Ferret scout
De Ferret pantserwagen, vaak ook wel de Ferret Scout auto, is een Britse gepantserde gevechtsvoertuig ontworpen en gebouwd voor verkenningen doeleinden. Eind jaren veertig bestond bij het Britse leger de behoefte om oude en lichte pantserwagens uit de Tweede Wereldoorlog te vervangen. Daimler had tijdens de oorlog een goede reputatie opgebouwd met zijn Daimler Scout Car en kreeg in oktober 1948 de opdracht een verkenningsvoertuig te ontwikkelen. Een prototype werd in 1950 afgeleverd ter beproeving. In 1952 rolde het eerste productievoertuig uit de fabriek.
​
Het eerste model had veel overeenkomsten met de Daimler Scout Car. Het is uitgerust met een zes cilinder benzinemotor van het merk Rolls-Royce. De cilinderinhoud is 4,2 liter en de motor is watergekoeld. De versnellingsbak is flexibel, alle vijf versnellingen zijn bruikbaar bij het voor- en achteruit rijden. Alle wielen zijn onafhankelijk geveerd en de banden konden niet lek geschoten worden. De topsnelheid is bijna 100 km/u en dat dus in beide richtingen.
​
Het gewicht van de Mk 1 is 3,7 ton, maar bij latere versies is het gewicht toegenomen. Het pantser is 6mm dik aan de achterzijde en 16mm dik aan de zijkanten en voorzijde. Het biedt bescherming tegen granaatscherven en lichte vuurwapens. De bewapening bestaat uit een licht machinegeweer. Standaard is het voertuig uitgerust met zes rookgranaten.

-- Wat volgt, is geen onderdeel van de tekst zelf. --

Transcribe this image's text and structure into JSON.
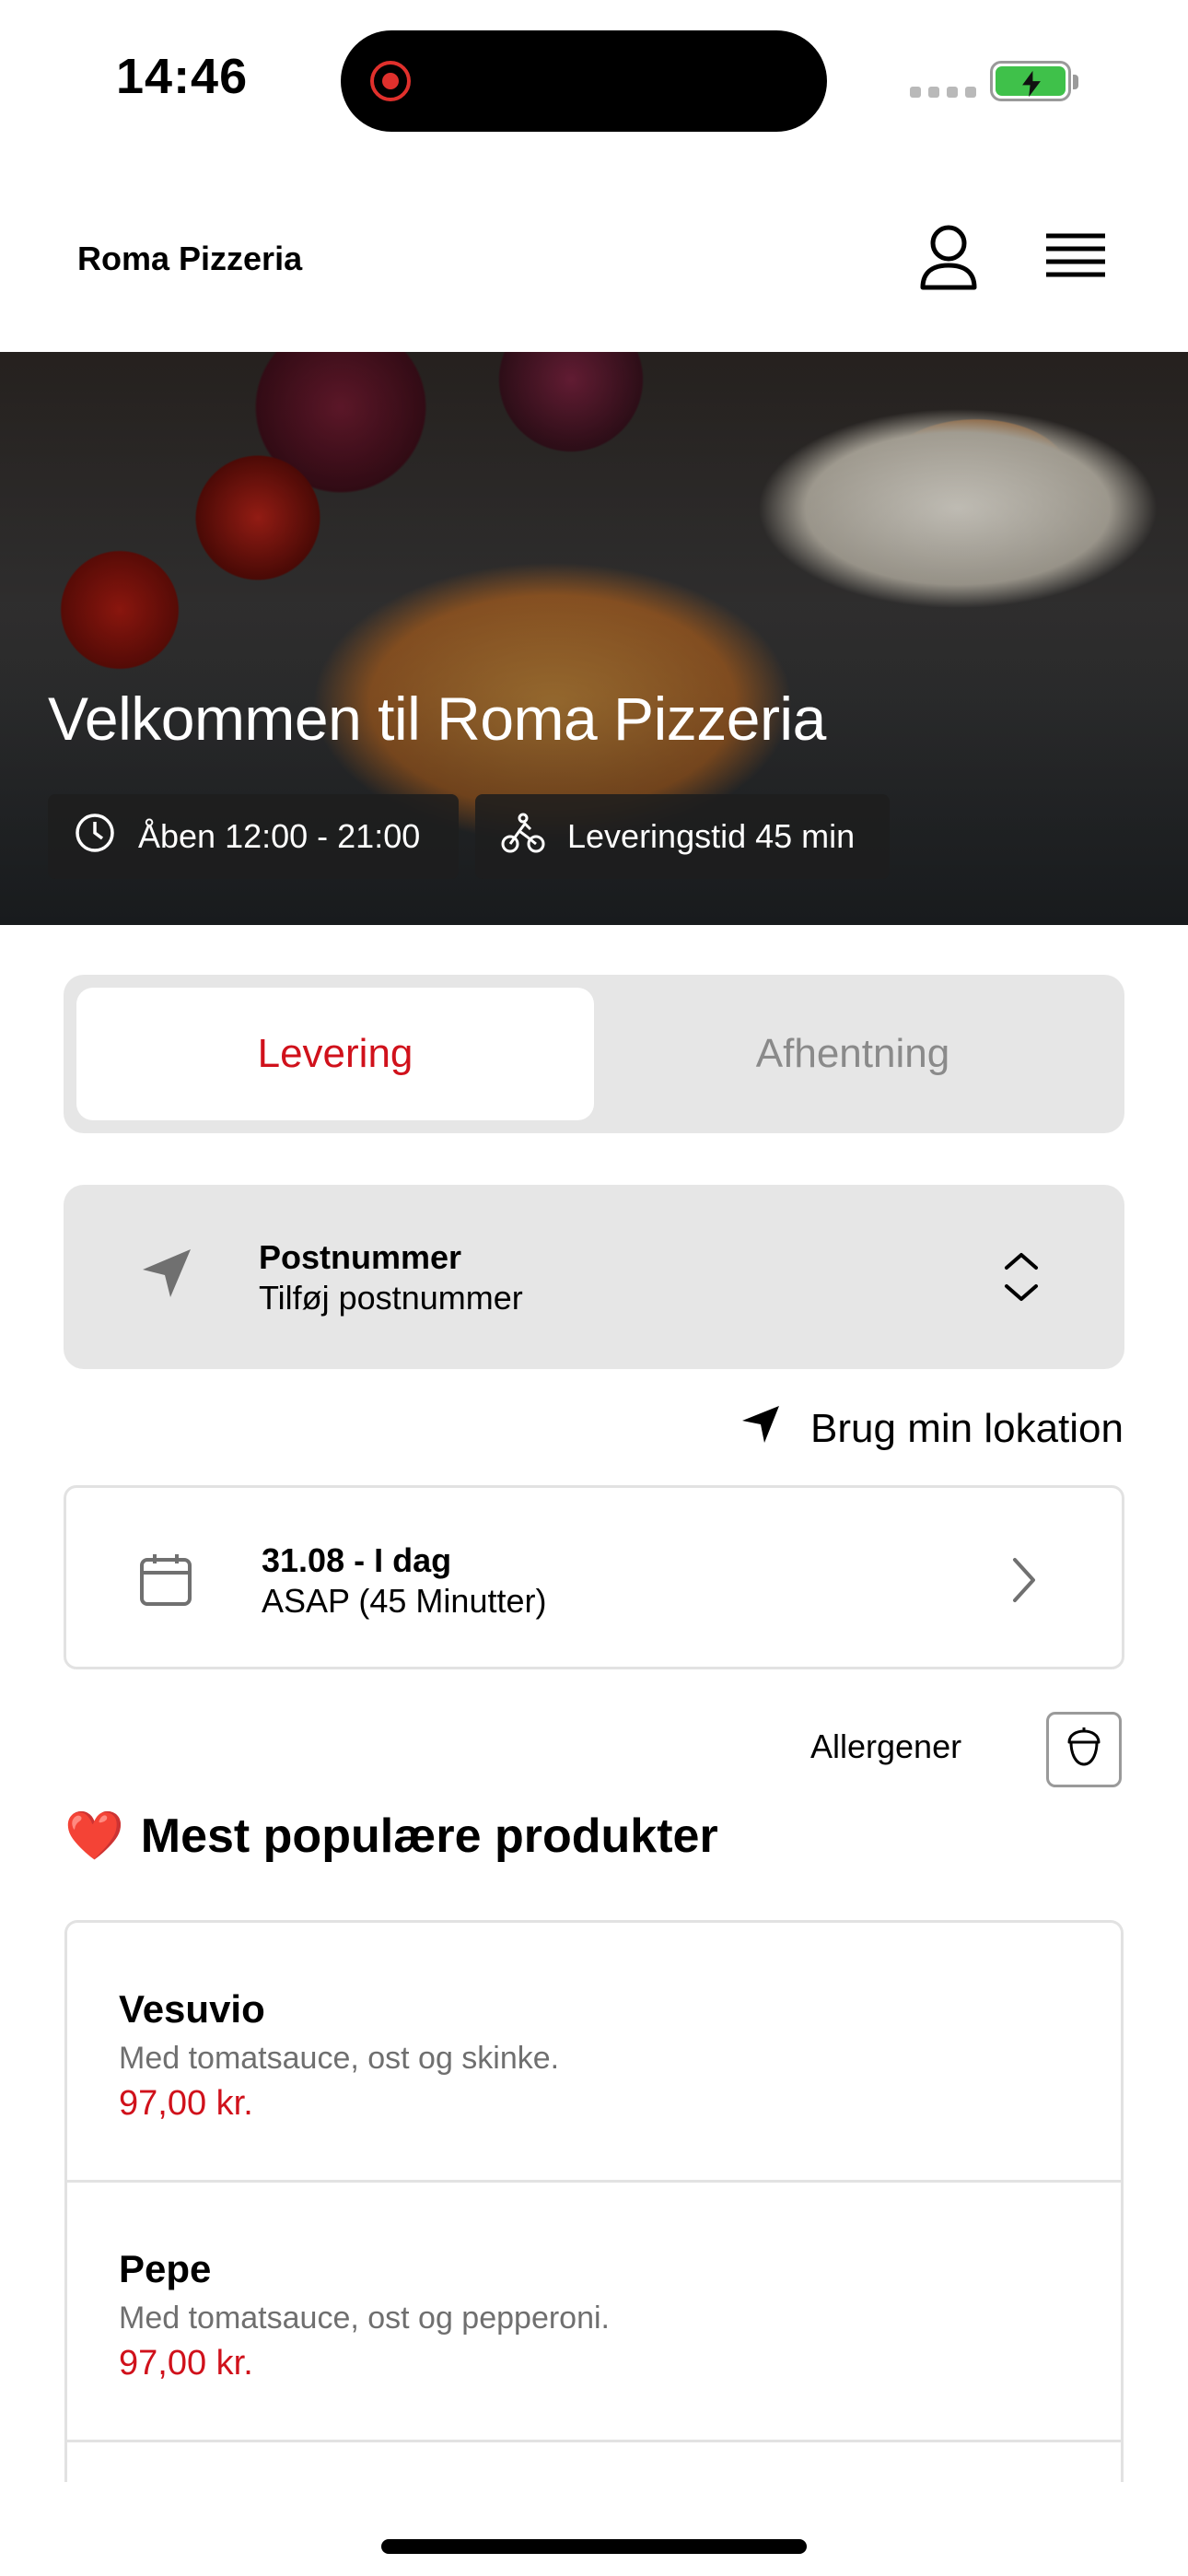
{
  "status_bar": {
    "time": "14:46"
  },
  "header": {
    "brand": "Roma Pizzeria"
  },
  "hero": {
    "title": "Velkommen til Roma Pizzeria",
    "opening_hours": "Åben 12:00 - 21:00",
    "delivery_time": "Leveringstid 45 min"
  },
  "order_mode": {
    "tabs": [
      {
        "label": "Levering",
        "selected": true
      },
      {
        "label": "Afhentning",
        "selected": false
      }
    ]
  },
  "postcode": {
    "label": "Postnummer",
    "placeholder": "Tilføj postnummer"
  },
  "use_location": {
    "label": "Brug min lokation"
  },
  "schedule": {
    "date": "31.08 - I dag",
    "time": "ASAP (45 Minutter)"
  },
  "allergens": {
    "label": "Allergener"
  },
  "popular": {
    "emoji": "❤️",
    "title": "Mest populære produkter",
    "products": [
      {
        "name": "Vesuvio",
        "description": "Med tomatsauce, ost og skinke.",
        "price": "97,00 kr."
      },
      {
        "name": "Pepe",
        "description": "Med tomatsauce, ost og pepperoni.",
        "price": "97,00 kr."
      }
    ]
  },
  "colors": {
    "accent": "#d0111b",
    "panel": "#e6e6e6",
    "battery": "#3fc14a"
  },
  "icons": [
    "record-icon",
    "battery-icon",
    "user-icon",
    "menu-icon",
    "clock-icon",
    "bike-icon",
    "navigation-arrow-icon",
    "stepper-icon",
    "calendar-icon",
    "chevron-right-icon",
    "allergen-icon"
  ]
}
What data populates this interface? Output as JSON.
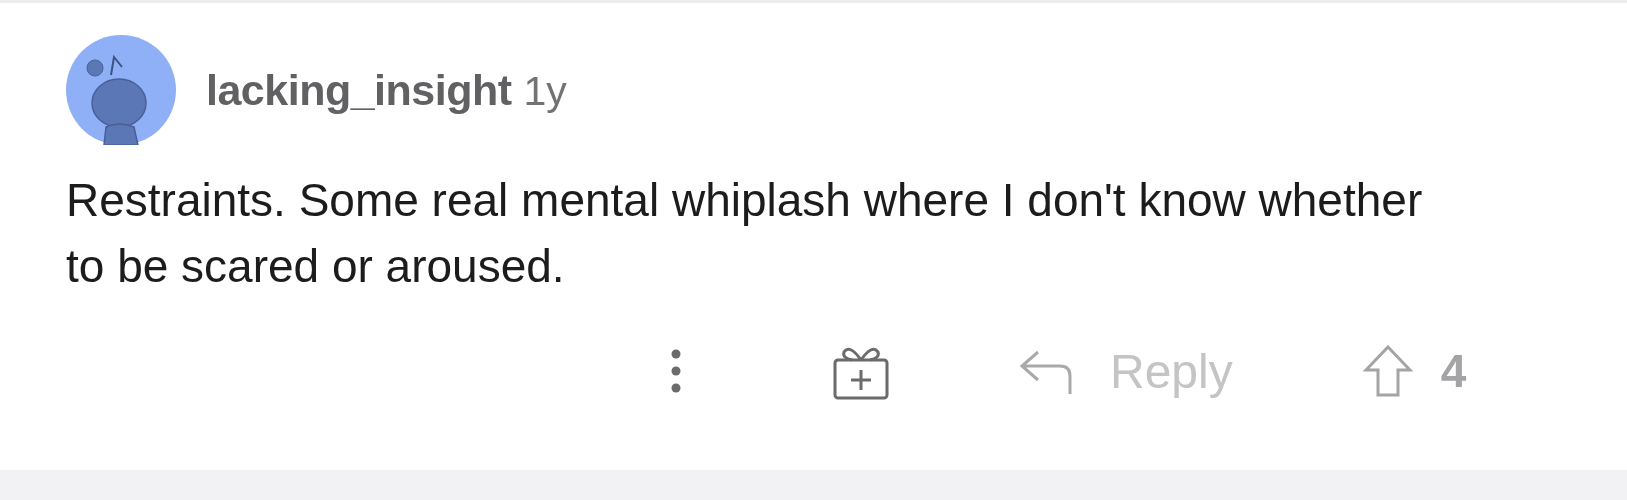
{
  "comment": {
    "author": "lacking_insight",
    "age": "1y",
    "body": "Restraints. Some real mental whiplash where I don't know whether to be scared or aroused.",
    "actions": {
      "reply": {
        "label": "Reply",
        "disabled": true
      },
      "votes": "4"
    }
  }
}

Naast de Mk1 staat er ook een Mk2 in het museum. De Mk 2 kreeg een Browning M1919 in een draaibare toren op het dak van het voertuig. Dit leidde tot een betere bescherming van de schutter, maar maakte het voertuig ook hoger en daardoor beter zichtbaar voor de vijand. De eigenaar van het museum heeft in zijn dienstperiode bij het Korps Commando troepen nog de Mk2 gereden.